The relationship between gilt prices and interest rates is an inverse one. When gilt prices fall, the yield will be higher. Conversely, when gilt prices rise, the yield will fall. The inverse relationship is non-linear, often represented by an outwardly bowed curve, and the inverse effect is not proportional. Due to the coupon rate remaining constant for conventional gilts, the price has to adapt in the secondary market in order to reflect the prevailing market conditions and to remain competitive in relation to new debt. Undated gilts are particularly sensitive to fluctuations in interest rates.

=== Price sensitivity and duration ===
The degree to which a gilt's price fluctuates in response to interest rate changes is measured by its duration. This sensitivity is influenced by both maturity and the coupon rate; generally, gilts with longer maturities or lower coupon rates exhibit greater price volatility when interest rates pivot. Consequently, long-dated gilts are significantly more susceptible to price swings than short-dated ones. Such volatility was a primary driver of the price collapses seen in long-dated gilts during the market volatility of autumn 2022, exacerbated by forced selling from liability-driven investment funds.

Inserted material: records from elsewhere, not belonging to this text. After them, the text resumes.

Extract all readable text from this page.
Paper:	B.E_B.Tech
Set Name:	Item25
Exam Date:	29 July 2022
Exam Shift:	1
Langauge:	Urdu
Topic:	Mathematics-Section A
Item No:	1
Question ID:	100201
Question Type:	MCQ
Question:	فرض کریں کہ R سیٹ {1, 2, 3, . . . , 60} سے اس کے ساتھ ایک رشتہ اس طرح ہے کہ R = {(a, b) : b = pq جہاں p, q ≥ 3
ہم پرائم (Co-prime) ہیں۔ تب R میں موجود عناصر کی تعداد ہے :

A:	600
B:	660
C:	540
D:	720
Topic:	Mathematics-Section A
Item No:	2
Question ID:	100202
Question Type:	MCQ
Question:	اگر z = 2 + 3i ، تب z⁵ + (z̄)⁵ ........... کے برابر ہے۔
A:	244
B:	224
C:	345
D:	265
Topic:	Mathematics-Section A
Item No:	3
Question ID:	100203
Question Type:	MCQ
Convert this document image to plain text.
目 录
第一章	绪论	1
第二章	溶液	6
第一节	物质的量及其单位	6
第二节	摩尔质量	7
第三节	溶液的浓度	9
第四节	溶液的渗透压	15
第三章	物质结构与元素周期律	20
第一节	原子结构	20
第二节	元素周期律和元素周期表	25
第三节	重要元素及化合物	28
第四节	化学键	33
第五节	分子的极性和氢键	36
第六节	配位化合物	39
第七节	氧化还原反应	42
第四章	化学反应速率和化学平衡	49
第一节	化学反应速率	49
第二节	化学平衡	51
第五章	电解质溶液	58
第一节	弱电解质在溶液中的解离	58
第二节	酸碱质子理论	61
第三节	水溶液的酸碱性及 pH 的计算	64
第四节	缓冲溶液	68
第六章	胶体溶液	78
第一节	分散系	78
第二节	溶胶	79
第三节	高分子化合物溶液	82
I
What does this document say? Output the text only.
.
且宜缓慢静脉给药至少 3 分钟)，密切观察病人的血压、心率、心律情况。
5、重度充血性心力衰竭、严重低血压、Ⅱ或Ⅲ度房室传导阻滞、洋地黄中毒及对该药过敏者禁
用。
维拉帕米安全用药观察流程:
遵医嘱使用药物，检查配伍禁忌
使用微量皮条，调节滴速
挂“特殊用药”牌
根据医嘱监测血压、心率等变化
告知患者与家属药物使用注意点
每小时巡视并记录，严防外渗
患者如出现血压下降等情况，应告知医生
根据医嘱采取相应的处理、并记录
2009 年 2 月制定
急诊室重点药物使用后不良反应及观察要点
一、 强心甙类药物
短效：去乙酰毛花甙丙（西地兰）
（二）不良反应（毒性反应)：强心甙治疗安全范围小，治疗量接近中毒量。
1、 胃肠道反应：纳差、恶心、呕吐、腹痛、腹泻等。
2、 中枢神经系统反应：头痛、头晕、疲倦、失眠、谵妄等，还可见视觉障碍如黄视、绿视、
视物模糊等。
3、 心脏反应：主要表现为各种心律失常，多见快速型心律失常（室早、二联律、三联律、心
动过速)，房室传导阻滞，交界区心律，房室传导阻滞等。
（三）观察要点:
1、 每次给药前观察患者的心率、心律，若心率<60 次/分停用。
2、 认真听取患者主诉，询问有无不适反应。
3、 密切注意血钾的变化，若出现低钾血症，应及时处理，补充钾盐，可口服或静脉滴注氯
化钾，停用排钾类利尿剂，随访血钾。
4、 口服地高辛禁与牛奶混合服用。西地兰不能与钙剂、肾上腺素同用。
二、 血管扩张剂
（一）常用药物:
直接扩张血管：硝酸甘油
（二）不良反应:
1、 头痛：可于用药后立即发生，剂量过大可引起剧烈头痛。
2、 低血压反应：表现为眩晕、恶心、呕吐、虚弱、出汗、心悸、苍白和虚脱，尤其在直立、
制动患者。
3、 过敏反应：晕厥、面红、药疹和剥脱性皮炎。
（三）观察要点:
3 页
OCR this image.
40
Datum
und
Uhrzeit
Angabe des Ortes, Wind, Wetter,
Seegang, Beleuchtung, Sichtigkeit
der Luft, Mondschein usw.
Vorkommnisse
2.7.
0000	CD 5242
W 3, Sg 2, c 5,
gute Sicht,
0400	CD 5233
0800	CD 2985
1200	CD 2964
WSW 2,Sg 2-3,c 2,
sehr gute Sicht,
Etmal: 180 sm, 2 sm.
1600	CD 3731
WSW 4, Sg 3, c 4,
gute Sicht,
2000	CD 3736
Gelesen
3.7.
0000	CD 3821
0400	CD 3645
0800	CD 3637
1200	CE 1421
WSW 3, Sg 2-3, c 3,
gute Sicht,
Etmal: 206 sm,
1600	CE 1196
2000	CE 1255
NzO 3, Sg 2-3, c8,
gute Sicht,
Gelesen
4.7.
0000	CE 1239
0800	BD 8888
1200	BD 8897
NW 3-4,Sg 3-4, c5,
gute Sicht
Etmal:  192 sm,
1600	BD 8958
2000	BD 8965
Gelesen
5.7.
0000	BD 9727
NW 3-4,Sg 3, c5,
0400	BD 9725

This vulnerability highlights systemic duration risk, which represents the hazard that an investor faces when capital is locked into long-dated fixed income instruments during a rising interest rate environment. Since duration decays as bonds approach maturity, this risk acts as an asymmetric operational trap, where a sharp upward pivot in yields inflicts high-velocity capital depreciation requiring pull-to-par accretion for eventual price recovery. Consequently, managing duration risk requires a strict understanding of macro-regime shifts, as the structural sensitivity of a portfolio to rate volatility directly governs its overall insulation from forced market liquidations.

===Pull-to-par effect===
As a conventional gilt approaches its final maturity date, its price on the secondary market naturally converges toward its nominal redemption face value, which is typically £100 per bond unit. This mathematical price path is driven purely by the temporal approach to the redemption obligation and is known as the pull-to-par effect (or reduction of maturity).

The underlying mechanism is independent of shifting macroeconomic variables or interest rate volatility, assuming a fixed yield-to-maturity framework. For a premium gilt—issued with a coupon rate that sits higher than prevailing market yields—the secondary market clean price will steadily amortise downward over time to settle at par (£100). Conversely, for a discount gilt—where the low coupon distribution falls beneath current market interest expectations—the clean price undergoes compounding capital accretion, forcing the market value upward until the discount gap is entirely erased at maturity.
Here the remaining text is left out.